Other Benefits of Cruise Control
Even if the jury is out on just how much cruise control really saves on gas, the use of cruise control has some other benefits as well.
Take a look at the following eight good reasons to use cruise control:
Reduce fatigue. Long trips can be very exhausting in more ways than one. Having your foot on or poised over the gas pedal can get tiring all by itself. Using cruise control enables you to concentrate only on steering and keeping an eye on the road around you.
Reduce the risk of a speeding ticket. When on the highway, it's easy to end up driving well over the speed limit without even noticing. You might end up speeding to keep up with traffic or just because there are no other cars on the road. Setting cruise control in highway driving enables you to keep a steady speed within the legal limit.

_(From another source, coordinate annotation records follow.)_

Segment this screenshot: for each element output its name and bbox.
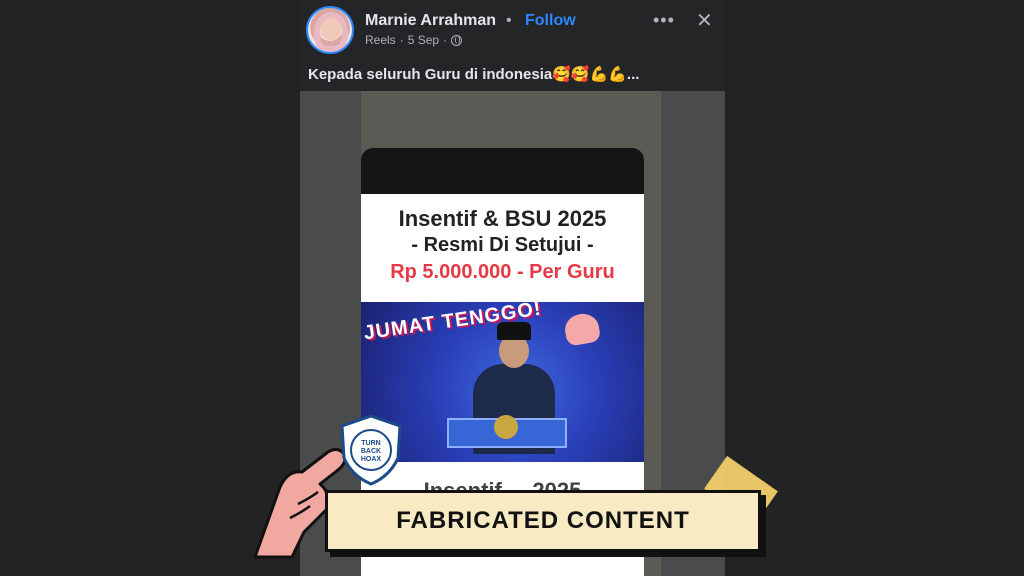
follow-button[interactable]: Follow [525, 12, 576, 30]
post-caption: Kepada seluruh Guru di indonesia🥰🥰💪💪... [308, 66, 640, 83]
avatar-face [321, 18, 341, 40]
post-meta: Reels · 5 Sep · [365, 33, 463, 47]
emblem-icon [494, 415, 518, 439]
turn-back-hoax-seal-icon: TURN BACK HOAX [340, 414, 402, 486]
video-amount: Rp 5.000.000 - Per Guru [390, 261, 615, 283]
screenshot-stage: Marnie Arrahman • Follow Reels · 5 Sep ·… [0, 0, 1024, 576]
more-horizontal-icon[interactable]: ••• [653, 10, 675, 31]
svg-text:BACK: BACK [361, 448, 381, 455]
separator-dot: • [506, 12, 512, 29]
video-subhead: - Resmi Di Setujui - [411, 234, 594, 256]
heart-hands-icon [562, 311, 602, 347]
svg-text:HOAX: HOAX [361, 456, 382, 463]
post-date[interactable]: 5 Sep [408, 33, 439, 47]
video-headline: Insentif & BSU 2025 [398, 206, 607, 231]
meta-dot: · [399, 33, 404, 47]
speaker-cap [497, 322, 531, 340]
globe-icon [451, 34, 463, 46]
meta-dot: · [443, 33, 448, 47]
avatar[interactable] [306, 6, 354, 54]
post-source[interactable]: Reels [365, 33, 396, 47]
headline-box: Insentif & BSU 2025 - Resmi Di Setujui -… [361, 194, 644, 302]
author-name[interactable]: Marnie Arrahman [365, 12, 496, 30]
banner-label: FABRICATED CONTENT [396, 507, 690, 534]
svg-text:TURN: TURN [361, 440, 380, 447]
fabricated-content-banner: FABRICATED CONTENT [325, 490, 761, 552]
close-icon[interactable]: ✕ [696, 8, 713, 33]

Increase focus. Not having to pay attention to your speed gives you more opportunity to pay attention to other potential problems on the road. That includes looking at signs and avoiding hazards.
It's more comfortable. Similar to how it reduces fatigue, using cruise control is more relaxing than keeping your foot on the pedals during a long drive.

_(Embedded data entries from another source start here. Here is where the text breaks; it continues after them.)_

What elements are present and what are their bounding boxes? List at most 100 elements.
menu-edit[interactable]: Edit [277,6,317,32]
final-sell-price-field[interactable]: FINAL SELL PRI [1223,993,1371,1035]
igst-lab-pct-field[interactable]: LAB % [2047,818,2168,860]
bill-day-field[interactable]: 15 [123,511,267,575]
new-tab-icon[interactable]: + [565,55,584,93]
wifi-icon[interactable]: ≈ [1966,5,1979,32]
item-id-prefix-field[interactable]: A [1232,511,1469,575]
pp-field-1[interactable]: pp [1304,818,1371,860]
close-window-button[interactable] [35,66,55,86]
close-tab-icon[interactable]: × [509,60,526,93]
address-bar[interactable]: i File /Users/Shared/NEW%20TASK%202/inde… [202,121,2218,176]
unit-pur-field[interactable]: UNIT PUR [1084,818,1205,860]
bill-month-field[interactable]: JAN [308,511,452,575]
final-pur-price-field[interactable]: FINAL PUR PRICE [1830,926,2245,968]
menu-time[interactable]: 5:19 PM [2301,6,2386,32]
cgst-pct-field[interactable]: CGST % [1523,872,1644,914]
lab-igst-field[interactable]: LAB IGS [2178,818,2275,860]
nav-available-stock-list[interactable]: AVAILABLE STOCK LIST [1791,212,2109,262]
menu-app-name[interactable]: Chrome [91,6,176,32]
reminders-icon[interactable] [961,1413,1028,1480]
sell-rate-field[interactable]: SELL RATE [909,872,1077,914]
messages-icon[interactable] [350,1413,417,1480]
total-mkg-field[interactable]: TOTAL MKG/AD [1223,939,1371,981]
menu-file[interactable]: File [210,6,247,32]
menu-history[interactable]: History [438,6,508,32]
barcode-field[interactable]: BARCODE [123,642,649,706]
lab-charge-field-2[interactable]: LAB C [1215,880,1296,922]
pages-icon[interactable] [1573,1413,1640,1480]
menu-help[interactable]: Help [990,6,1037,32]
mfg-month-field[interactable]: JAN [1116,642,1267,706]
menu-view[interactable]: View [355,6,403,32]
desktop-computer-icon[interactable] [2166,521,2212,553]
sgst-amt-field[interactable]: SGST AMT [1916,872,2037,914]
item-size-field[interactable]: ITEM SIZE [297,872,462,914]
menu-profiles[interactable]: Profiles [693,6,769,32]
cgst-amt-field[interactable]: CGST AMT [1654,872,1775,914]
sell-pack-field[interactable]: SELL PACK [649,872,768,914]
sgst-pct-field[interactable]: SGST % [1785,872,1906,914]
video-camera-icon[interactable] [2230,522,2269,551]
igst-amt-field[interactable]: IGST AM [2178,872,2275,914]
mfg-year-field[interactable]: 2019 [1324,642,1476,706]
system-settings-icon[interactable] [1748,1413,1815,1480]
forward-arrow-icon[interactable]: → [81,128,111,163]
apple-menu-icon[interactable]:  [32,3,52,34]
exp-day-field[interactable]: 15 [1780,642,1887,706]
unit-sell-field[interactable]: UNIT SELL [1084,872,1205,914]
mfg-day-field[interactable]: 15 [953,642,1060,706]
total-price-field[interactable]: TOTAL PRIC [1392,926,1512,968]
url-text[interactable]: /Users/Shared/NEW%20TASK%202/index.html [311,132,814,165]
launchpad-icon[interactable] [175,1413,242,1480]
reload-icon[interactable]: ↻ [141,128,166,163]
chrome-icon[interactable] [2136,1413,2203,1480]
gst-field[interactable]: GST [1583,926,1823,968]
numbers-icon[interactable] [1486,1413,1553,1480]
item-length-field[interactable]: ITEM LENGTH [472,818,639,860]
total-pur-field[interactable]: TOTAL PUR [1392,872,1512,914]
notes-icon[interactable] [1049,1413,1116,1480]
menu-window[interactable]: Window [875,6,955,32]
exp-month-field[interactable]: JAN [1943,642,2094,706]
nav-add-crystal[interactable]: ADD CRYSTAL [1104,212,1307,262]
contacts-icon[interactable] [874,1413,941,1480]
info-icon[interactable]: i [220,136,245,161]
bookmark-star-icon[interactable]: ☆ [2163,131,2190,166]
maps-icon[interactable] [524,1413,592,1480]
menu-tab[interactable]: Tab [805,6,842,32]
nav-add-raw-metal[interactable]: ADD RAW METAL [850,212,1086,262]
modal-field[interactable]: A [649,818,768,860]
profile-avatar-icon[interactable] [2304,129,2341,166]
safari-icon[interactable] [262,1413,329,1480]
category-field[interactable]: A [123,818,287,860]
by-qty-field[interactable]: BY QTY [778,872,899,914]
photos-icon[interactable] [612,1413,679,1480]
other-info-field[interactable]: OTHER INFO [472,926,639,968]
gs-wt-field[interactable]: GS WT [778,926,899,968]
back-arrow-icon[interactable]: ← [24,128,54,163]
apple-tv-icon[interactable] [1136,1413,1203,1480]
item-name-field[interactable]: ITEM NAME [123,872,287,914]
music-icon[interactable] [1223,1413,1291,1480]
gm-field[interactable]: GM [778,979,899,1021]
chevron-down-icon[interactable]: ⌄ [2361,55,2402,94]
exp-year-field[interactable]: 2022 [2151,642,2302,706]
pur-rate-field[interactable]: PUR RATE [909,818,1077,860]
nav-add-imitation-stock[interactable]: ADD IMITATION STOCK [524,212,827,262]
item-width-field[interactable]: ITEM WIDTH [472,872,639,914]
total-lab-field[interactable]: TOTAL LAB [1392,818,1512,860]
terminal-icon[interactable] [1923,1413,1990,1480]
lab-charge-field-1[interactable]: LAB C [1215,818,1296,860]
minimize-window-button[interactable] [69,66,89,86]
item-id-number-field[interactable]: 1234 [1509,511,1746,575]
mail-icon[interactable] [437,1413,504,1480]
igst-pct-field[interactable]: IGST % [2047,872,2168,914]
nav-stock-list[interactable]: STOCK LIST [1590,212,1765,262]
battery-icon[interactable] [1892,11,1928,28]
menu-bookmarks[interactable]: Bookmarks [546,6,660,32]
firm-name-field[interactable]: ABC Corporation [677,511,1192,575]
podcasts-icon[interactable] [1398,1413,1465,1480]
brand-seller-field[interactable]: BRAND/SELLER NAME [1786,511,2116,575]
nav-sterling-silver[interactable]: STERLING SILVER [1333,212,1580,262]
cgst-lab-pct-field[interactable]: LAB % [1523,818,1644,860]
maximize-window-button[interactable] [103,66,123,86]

Simple to stop using. Stepping on the brakes or operating the dashboard controls will quickly disengage cruise control if necessary.

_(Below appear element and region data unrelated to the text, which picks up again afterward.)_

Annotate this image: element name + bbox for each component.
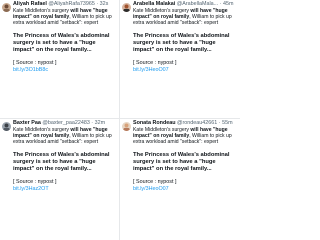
avatar[interactable] bbox=[122, 122, 131, 131]
tweet-grid: Aliyah Rafael @AliyahRafa73965 · 32s Kat… bbox=[0, 0, 240, 240]
author-name[interactable]: Arabella Malakai bbox=[133, 1, 175, 7]
lead-bold: will have bbox=[190, 127, 212, 133]
author-handle[interactable]: @AliyahRafa73965 · 32s bbox=[48, 1, 108, 7]
tweet-card[interactable]: Sonata Rondeau @rondeau42661 · 55m Kate … bbox=[120, 119, 240, 240]
author-handle[interactable]: @rondeau42661 · 55m bbox=[177, 120, 233, 126]
tweet-card[interactable]: Arabella Malakai @ArabellaMala... · 45m … bbox=[120, 0, 240, 118]
tweet-lead: Kate Middleton's surgery will have "huge… bbox=[13, 127, 117, 145]
lead-text: Kate Middleton's surgery bbox=[133, 8, 191, 14]
avatar[interactable] bbox=[122, 3, 131, 12]
author-handle[interactable]: @baxter_paa22483 · 32m bbox=[42, 120, 105, 126]
tweet-headline: The Princess of Wales's abdominal surger… bbox=[133, 33, 237, 54]
author-handle[interactable]: @ArabellaMala... · 45m bbox=[177, 1, 234, 7]
avatar[interactable] bbox=[2, 3, 11, 12]
tweet-body: Aliyah Rafael @AliyahRafa73965 · 32s Kat… bbox=[13, 1, 117, 73]
tweet-headline: The Princess of Wales's abdominal surger… bbox=[13, 33, 117, 54]
tweet-column-left: Aliyah Rafael @AliyahRafa73965 · 32s Kat… bbox=[0, 0, 120, 240]
tweet-lead: Kate Middleton's surgery will have "huge… bbox=[133, 8, 237, 26]
profile-photo-icon bbox=[2, 122, 11, 131]
lead-bold: will have bbox=[190, 8, 212, 14]
avatar[interactable] bbox=[2, 122, 11, 131]
author-name[interactable]: Baxter Paa bbox=[13, 120, 41, 126]
tweet-headline: The Princess of Wales's abdominal surger… bbox=[13, 152, 117, 173]
tweet-body: Arabella Malakai @ArabellaMala... · 45m … bbox=[133, 1, 237, 73]
tweet-header: Arabella Malakai @ArabellaMala... · 45m bbox=[133, 1, 237, 8]
tweet-card[interactable]: Aliyah Rafael @AliyahRafa73965 · 32s Kat… bbox=[0, 0, 120, 118]
lead-text: Kate Middleton's surgery bbox=[133, 127, 191, 133]
tweet-link[interactable]: bit.ly/3O1bB8c bbox=[13, 67, 117, 74]
tweet-body: Baxter Paa @baxter_paa22483 · 32m Kate M… bbox=[13, 120, 117, 192]
tweet-body: Sonata Rondeau @rondeau42661 · 55m Kate … bbox=[133, 120, 237, 192]
tweet-header: Baxter Paa @baxter_paa22483 · 32m bbox=[13, 120, 117, 127]
lead-bold: will have bbox=[70, 127, 92, 133]
tweet-header: Aliyah Rafael @AliyahRafa73965 · 32s bbox=[13, 1, 117, 8]
lead-text: Kate Middleton's surgery bbox=[13, 127, 71, 133]
tweet-lead: Kate Middleton's surgery will have "huge… bbox=[13, 8, 117, 26]
profile-photo-icon bbox=[122, 3, 131, 12]
lead-bold: will have bbox=[70, 8, 92, 14]
tweet-link[interactable]: bit.ly/3Haz2OT bbox=[13, 186, 117, 193]
row-divider bbox=[0, 118, 240, 119]
lead-text: Kate Middleton's surgery bbox=[13, 8, 71, 14]
tweet-card[interactable]: Baxter Paa @baxter_paa22483 · 32m Kate M… bbox=[0, 119, 120, 240]
author-name[interactable]: Aliyah Rafael bbox=[13, 1, 47, 7]
tweet-column-right: Arabella Malakai @ArabellaMala... · 45m … bbox=[120, 0, 240, 240]
tweet-headline: The Princess of Wales's abdominal surger… bbox=[133, 152, 237, 173]
tweet-lead: Kate Middleton's surgery will have "huge… bbox=[133, 127, 237, 145]
author-name[interactable]: Sonata Rondeau bbox=[133, 120, 176, 126]
profile-photo-icon bbox=[122, 122, 131, 131]
profile-photo-icon bbox=[2, 3, 11, 12]
tweet-link[interactable]: bit.ly/3HeoO07 bbox=[133, 67, 237, 74]
tweet-link[interactable]: bit.ly/3HeoO07 bbox=[133, 186, 237, 193]
tweet-header: Sonata Rondeau @rondeau42661 · 55m bbox=[133, 120, 237, 127]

Adaptive speed. Some systems allow you to set the speed using GPS for your location of the car in proximity to a vehicle in front of you using a radar or camera. These systems may also be able to read the posted speed limits and then set your pace accordingly.
Automatic braking. As previously mentioned, some systems can detect the distance between your car and the cars nearby. If you get too close, it can apply the brakes and slow down to a safe distance.
Forward collision warning. Adaptive systems have this feature instead or in addition to automatic braking. This feature merely warns you if your car gets too close to the vehicle in front, which enables you to apply the brakes. In some vehicles, the brakes will be applied to prevent or minimize an impact with another vehicle or object.
Other Ways To Save Gas
Cruise control can help you save gas in some cases, but there are several other ways to avoid using too much gas.
Take a look at the following three tips:
Driving conservatively vs. aggressively. Probably the number one way to save at the pump is to drive moderately rather than aggressively. That involves many actions, including not braking hard, not accelerating hard, not tailgating, and just slowing down. Believe it or not, this yields an average savings of 31%.
Driving the speed limit. Highway speed limits are usually around 60 or 65 mph, though in some places they can be as high as 75. Nevertheless, there are substantial savings in driving 65 vs. 75. Slowing down can save you an average of 12%.
Avoiding long periods of idling. That can save as much as 19 percent. The rule of thumb is if you're going to be stopped for over a few minutes, then you should shut the car off. At the very least, if you have an automatic transmission, you should put the car in Park and not let it sit in Drive with your foot on the brake.
Gas Saving Myths
Along with tips, there are also some oft-cited tips for gas saving that don't make much of a difference.
The main ones are:
Air conditioning on, windows up
Air conditioning off, windows down
Believe it or not, none of the above three scenarios lead to much difference in fuel economy according to Edmunds.com.